Manchmal entscheidet auch das Los

Losentscheide in einem Landtag können bei der proportionalen Aufteilung der Parteienkontingente notwendig werden. 2004 war dies in Hessen der Fall. Die Gesamtzahl der Delegierten kann sich verringern, wenn Bundestagsabgeordnete ausscheiden, die nicht durch Nachrücker ersetzt werden dürfen.

Bei einem Einzug der Freien Wähler (FW) in den bayerischen Landtag dürften sich die Chancen von Köhler auf eine Wiederwahl erhöhen.

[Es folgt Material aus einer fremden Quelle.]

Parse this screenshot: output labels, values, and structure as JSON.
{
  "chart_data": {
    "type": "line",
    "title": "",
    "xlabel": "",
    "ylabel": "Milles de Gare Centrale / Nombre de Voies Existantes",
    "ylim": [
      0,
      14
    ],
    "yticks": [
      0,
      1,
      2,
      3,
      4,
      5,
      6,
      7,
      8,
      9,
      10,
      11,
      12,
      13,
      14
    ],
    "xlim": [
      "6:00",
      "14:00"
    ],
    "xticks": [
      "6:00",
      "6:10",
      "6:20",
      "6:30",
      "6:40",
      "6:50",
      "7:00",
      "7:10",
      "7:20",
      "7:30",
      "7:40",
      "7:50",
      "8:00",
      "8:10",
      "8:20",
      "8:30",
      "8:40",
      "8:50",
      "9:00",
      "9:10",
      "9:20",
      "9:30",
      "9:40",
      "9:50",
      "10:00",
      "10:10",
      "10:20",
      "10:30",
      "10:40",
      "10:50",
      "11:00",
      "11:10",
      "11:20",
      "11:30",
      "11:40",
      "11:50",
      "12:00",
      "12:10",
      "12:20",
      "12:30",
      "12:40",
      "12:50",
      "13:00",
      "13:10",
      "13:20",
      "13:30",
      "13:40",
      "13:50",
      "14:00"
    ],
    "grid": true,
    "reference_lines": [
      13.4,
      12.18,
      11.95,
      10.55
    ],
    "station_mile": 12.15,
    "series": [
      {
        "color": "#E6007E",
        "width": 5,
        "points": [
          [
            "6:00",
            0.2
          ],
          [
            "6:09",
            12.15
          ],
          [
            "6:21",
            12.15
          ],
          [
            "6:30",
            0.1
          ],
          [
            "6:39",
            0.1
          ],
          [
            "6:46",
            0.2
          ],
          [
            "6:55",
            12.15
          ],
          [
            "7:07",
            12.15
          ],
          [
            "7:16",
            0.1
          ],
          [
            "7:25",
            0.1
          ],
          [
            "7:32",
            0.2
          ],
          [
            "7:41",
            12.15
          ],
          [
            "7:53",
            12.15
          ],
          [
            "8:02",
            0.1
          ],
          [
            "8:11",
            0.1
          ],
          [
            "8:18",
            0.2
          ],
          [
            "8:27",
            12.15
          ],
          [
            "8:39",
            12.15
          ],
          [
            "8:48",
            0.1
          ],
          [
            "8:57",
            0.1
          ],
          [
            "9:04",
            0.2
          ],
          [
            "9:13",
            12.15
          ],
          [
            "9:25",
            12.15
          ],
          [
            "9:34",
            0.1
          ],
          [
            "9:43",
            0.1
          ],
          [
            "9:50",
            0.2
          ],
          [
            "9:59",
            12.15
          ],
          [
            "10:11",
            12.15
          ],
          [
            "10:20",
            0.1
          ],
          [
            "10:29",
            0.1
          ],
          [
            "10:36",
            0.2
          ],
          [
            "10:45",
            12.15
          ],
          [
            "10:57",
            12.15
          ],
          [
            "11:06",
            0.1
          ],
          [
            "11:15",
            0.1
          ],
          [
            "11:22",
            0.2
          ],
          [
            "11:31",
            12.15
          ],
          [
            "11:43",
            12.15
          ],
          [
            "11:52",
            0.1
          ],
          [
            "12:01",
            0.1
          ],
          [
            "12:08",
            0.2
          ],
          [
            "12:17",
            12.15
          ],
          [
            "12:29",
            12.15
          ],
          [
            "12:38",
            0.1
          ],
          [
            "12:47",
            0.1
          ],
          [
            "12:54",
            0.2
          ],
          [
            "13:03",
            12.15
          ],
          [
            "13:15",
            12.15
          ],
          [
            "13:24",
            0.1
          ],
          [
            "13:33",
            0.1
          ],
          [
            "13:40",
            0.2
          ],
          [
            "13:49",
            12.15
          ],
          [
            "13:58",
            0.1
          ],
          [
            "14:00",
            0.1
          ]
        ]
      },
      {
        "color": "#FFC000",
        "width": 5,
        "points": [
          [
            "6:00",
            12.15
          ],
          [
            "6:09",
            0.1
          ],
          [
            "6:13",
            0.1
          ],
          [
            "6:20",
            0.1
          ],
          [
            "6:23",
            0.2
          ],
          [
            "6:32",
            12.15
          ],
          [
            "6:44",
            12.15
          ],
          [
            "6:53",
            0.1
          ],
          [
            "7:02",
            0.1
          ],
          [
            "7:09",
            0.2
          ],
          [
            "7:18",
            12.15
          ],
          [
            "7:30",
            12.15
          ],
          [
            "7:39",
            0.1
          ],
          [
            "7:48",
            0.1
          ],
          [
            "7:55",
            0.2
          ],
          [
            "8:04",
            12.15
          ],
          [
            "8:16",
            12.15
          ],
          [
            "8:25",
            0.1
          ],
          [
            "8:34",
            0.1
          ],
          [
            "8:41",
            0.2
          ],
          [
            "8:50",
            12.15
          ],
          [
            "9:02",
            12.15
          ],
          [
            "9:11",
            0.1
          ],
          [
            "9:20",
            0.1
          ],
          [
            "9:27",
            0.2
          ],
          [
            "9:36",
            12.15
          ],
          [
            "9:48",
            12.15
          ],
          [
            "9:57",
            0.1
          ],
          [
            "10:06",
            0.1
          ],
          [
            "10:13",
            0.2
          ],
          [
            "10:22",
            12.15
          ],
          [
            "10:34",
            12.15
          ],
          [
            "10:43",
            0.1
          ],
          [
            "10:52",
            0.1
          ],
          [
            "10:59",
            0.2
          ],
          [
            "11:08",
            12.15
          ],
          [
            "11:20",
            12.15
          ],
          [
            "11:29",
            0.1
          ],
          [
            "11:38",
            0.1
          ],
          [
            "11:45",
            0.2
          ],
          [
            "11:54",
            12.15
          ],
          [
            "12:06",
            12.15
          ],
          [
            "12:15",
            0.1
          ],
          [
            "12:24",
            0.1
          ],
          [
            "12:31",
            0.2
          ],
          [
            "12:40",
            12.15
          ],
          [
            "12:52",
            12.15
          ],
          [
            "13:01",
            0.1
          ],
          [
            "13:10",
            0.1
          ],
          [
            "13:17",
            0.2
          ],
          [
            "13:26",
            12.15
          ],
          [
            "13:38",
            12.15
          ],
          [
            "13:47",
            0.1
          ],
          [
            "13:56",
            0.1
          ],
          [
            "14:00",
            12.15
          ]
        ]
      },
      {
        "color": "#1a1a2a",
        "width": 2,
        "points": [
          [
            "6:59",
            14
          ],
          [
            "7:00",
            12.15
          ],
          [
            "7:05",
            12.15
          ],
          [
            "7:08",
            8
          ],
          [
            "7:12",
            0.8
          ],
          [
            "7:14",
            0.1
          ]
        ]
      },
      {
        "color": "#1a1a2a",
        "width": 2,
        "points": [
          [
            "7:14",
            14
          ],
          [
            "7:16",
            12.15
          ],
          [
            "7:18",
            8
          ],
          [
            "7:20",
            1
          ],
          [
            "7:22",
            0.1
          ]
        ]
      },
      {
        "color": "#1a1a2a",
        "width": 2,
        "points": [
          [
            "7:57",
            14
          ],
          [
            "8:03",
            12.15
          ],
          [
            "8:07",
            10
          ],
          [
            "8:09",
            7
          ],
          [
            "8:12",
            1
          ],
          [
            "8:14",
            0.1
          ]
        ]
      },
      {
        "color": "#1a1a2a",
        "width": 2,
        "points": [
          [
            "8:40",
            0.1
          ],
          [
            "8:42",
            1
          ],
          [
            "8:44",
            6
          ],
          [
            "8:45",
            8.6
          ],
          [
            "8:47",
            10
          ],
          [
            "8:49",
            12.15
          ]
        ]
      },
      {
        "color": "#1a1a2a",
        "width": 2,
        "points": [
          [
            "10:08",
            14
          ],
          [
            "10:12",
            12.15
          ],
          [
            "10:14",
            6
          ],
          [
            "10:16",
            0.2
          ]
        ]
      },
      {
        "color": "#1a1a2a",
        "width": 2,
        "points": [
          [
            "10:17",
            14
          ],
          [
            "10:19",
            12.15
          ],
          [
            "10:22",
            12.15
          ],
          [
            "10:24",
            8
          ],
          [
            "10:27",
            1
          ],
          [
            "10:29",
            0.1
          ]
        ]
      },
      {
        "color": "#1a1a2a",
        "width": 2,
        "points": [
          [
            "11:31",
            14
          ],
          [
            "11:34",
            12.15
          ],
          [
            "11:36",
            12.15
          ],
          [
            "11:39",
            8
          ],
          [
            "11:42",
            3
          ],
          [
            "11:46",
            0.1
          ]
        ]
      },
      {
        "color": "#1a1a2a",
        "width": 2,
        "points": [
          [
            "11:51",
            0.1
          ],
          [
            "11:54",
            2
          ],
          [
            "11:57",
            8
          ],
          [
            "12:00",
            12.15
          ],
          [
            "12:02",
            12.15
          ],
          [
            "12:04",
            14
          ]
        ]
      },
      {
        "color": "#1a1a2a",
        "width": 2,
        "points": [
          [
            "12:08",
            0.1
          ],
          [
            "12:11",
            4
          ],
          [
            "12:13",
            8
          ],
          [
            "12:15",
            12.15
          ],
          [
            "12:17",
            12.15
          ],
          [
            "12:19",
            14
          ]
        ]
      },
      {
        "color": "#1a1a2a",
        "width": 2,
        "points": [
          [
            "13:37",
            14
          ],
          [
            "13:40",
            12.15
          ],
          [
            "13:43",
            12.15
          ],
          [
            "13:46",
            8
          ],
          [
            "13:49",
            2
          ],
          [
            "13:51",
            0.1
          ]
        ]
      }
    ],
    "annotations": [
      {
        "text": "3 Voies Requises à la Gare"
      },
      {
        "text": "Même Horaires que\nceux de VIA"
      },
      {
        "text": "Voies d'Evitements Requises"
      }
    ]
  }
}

FW-Landeschef Hubert Aiwanger kündigte in der ZDF-Sendung "Berlin direkt" an, seine Partei werde in der Bundesversammlung Ende Mai 2009 voraussichtlich den amtierenden Bundespräsidenten unterstützen. "Er hat das Beste aus seinem Amt herausgeholt. Und wir haben eigentlich keine Veranlassung, ihm hier ins Knie zu schießen. Die Freien Wähler würden wohl Horst Köhler wählen", sagte Aiwanger. Die FW kämen wie Köhler aus dem "bürgerlich-wertkonservativen Milieu".